Nobel Peace Prize winner Elie Wiesel, 77, is a teacher, writer--and survivor. His memoir Night, chronicling his time in Nazi concentration camps, was named last week as the latest selection of Oprah's Book Club. The Boston University humanities professor spoke with TIME's Jeff Chu about reaching new audiences, the trendiness of Kabbalah and why he admires Moses.
OPRAH'S BOOK CLUB GIVES YOU VERY DIFFERENT READERS FROM THOSE YOU HAD WHEN NIGHT FIRST CAME OUT. This book came out 45 years ago in America. At the beginning, there were very few readers! Priests and rabbis, when they spoke about the book, were reprimanded by parents who said, Why turn our children into morbid persons? Curiosity has increased, especially among young people. And now, thanks to the extraordinary voice of Oprah, people will read it who had never heard of me before.
THIS IS A NEW TRANSLATION OF NIGHT. CRITICS HAVE QUESTIONED CHANGES FROM THE OLD ONE, LIKE YOUR AGE WHEN YOU ARRIVED AT AUSCHWITZ, WHICH WAS "NOT QUITE 15" AND IS NOW JUST "15." I think [the criticism] is incredible. I started laughing. I'm not surprised about anything anymore. Look, in this version, I say I was 15. That's not really true either. I was born on Sept. 30, 1928. I arrived in Auschwitz in May 1944. So I was 151/2.
THE VERACITY OF MEMOIR IS A HOT TOPIC, ESPECIALLY AFTER THE DOUBTS ABOUT JAMES FREY'S A MILLION LITTLE PIECES (OPRAH'S PREVIOUS SELECTION). I don't want to speak of that controversy. I will say, with memoir, you must be honest. You must be truthful.
IN NIGHT, YOU WRITE ABOUT YOUR INTEREST IN JEWISH MYSTICISM AND KABBALAH, WHICH HAVE FOUND A NEW PLACE IN POP CULTURE. I'll tell you what: I believe mysticism is a very serious endeavor. One must be equipped for it. One doesn't study calculus before studying arithmetic. In my tradition, one must wait until one has learned a lot of Bible and Talmud and the Prophets to handle mysticism. This isn't instant coffee. There is no instant mysticism.
YOU WERE A BOOKISH BOY. TODAY, YOU MIGHT BE CALLED A GEEK. [Laughs] I've heard that word, but I never knew what it meant. In my childhood, there were others that were as assiduous as I was and some more learned than I. I was not unusual, not in my time.

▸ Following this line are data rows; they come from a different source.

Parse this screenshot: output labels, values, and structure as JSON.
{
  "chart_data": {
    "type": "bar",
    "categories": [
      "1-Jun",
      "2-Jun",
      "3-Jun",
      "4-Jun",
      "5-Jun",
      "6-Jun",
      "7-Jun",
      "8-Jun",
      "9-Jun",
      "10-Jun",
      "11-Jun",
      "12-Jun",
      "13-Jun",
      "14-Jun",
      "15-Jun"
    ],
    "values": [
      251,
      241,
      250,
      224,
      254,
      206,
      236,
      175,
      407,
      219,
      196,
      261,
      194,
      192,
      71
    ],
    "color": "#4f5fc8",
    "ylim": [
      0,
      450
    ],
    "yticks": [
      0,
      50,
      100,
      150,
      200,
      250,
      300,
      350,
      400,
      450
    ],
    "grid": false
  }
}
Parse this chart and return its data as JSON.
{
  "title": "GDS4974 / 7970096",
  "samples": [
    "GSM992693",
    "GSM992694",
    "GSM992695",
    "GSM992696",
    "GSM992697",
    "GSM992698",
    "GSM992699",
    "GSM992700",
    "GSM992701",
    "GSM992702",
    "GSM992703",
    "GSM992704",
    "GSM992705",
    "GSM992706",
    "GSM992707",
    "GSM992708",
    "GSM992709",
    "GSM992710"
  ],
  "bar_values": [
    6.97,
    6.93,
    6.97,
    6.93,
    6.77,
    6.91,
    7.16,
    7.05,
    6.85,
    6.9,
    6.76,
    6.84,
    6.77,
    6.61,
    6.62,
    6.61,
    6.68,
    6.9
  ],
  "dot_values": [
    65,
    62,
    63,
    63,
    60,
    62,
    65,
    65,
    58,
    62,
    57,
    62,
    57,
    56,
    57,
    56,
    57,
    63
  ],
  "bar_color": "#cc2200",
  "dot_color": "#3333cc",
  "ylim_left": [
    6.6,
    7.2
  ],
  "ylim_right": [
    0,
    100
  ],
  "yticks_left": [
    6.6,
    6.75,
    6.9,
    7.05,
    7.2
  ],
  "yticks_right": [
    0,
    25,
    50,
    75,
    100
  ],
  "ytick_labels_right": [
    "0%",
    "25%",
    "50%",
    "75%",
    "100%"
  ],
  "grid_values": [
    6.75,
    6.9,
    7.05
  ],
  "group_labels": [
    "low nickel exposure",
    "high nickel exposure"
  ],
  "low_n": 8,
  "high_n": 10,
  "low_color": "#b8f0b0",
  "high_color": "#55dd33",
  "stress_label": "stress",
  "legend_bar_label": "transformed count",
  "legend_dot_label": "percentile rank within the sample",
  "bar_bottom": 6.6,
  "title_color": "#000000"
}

DO YOU HAVE A FAVORITE BIBLE HERO? Moses was the greatest legislator and the commander in chief of perhaps the first liberation army. He was a prophet, God's representative to the people and the people's representative to God. And he never had a good day in his life. Either the people were against him, or God was against him.
SO WHAT COULD MODERN LEADERS LEARN FROM MOSES' EXAMPLE? Humility. Everyone needs it, but mainly leaders. Because they have power.
HUMILITY, CONSCIENCE, THE USE OF POWER--THESE ARE THEMES YOU'VE DISCUSSED FOR YEARS. My mission has not changed, because I don't think the world has changed. In the beginning, I thought, Maybe my witness will be received, and things will change. But they don't. Otherwise we wouldn't have had Rwanda and Darfur and Cambodia and Bosnia. Human nature cannot be changed in one generation.